前回から引き続き、「養子縁組と相続税」について解説します。
前回解説したように、相続税上、養子は最高2人まで法定相続人に含めることができます。

以下、養子縁組をして法定相続人を増やすことによるメリットをあげていきます。

 

【養子縁組をした場合のメリット】

①基礎控除額が増える
⇒ 相続税の課税価格から差し引く基礎控除額は、(平成27年1月1日以降)「3,000万円+600万円×法定相続人数」です。
従って、養子縁組をし、法定相続人を増やすことで、基礎控除額が増えます。 

②税率の適用区分が低くなる
⇒ 相続税の計算は被相続人の正味の財産を法定相続分で按分し、各相続人の所得財産の額に応じた税率が適用されます。
各相続人の取得財産が多いほど適用税率が高くなります。

逆に、法定相続人が多いほどそれぞれの法定取得財産も少なくなるため、適用税率が低くなり、結果として相続税額が少なくなります。

③生命保険金の非課税枠が増える
⇒ 生命保険金は「500万円×法定相続人数」の金額まで非課税とされているため、法定相続人が多いとその分非課税枠が増えます。

④死亡退職金の非課税枠が増える
⇒ 死亡退職金は「500万円×法定相続人数」の金額まで非課税とされているため、法定相続人が多いとその分非課税枠が増えます。
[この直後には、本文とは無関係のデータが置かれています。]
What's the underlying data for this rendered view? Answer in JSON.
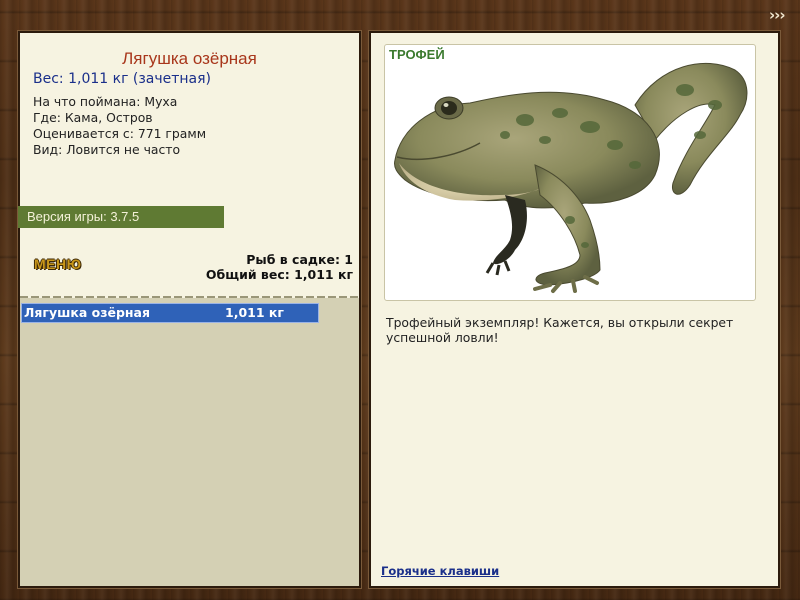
{
  "nav": {
    "more_label": "›››"
  },
  "catch": {
    "title": "Лягушка озёрная",
    "weight_line": "Вес: 1,011 кг (зачетная)",
    "details": [
      "На что поймана: Муха",
      "Где: Кама, Остров",
      "Оценивается с: 771 грамм",
      "Вид: Ловится не часто"
    ]
  },
  "version_label": "Версия игры: 3.7.5",
  "menu_label": "МЕНЮ",
  "stats": {
    "fish_count": "Рыб в садке: 1",
    "total_weight": "Общий вес: 1,011 кг"
  },
  "keepnet": {
    "items": [
      {
        "name": "Лягушка озёрная",
        "weight": "1,011 кг",
        "selected": true
      }
    ]
  },
  "trophy": {
    "badge": "ТРОФЕЙ",
    "image_icon": "frog-illustration",
    "description": "Трофейный экземпляр! Кажется, вы открыли секрет успешной ловли!"
  },
  "hotkeys_link": "Горячие клавиши",
  "colors": {
    "title": "#a8361b",
    "weight": "#1a2f8a",
    "version_bar": "#5f7a33",
    "selection": "#2f62b8",
    "trophy_badge": "#3b7a2e"
  }
}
以上が養子縁組をした場合の相続税額計算上のメリットになります。
人数に制限があるものの、養子縁組が相続税の節税になると言われているのはこのような理由からです。
ただし、前回あげた例も含め、養子縁組には次のようなデメリットもあるので、養子縁組をお考えの方は慎重な検討が必要です。

【養子縁組をした場合のデメリット】

①法定相続人ではない人が相続人になるため、遺産分割が申告期限までに纏まらない可能性が出てくる。

②孫を養子にした場合には、孫の相続税が2割加算される。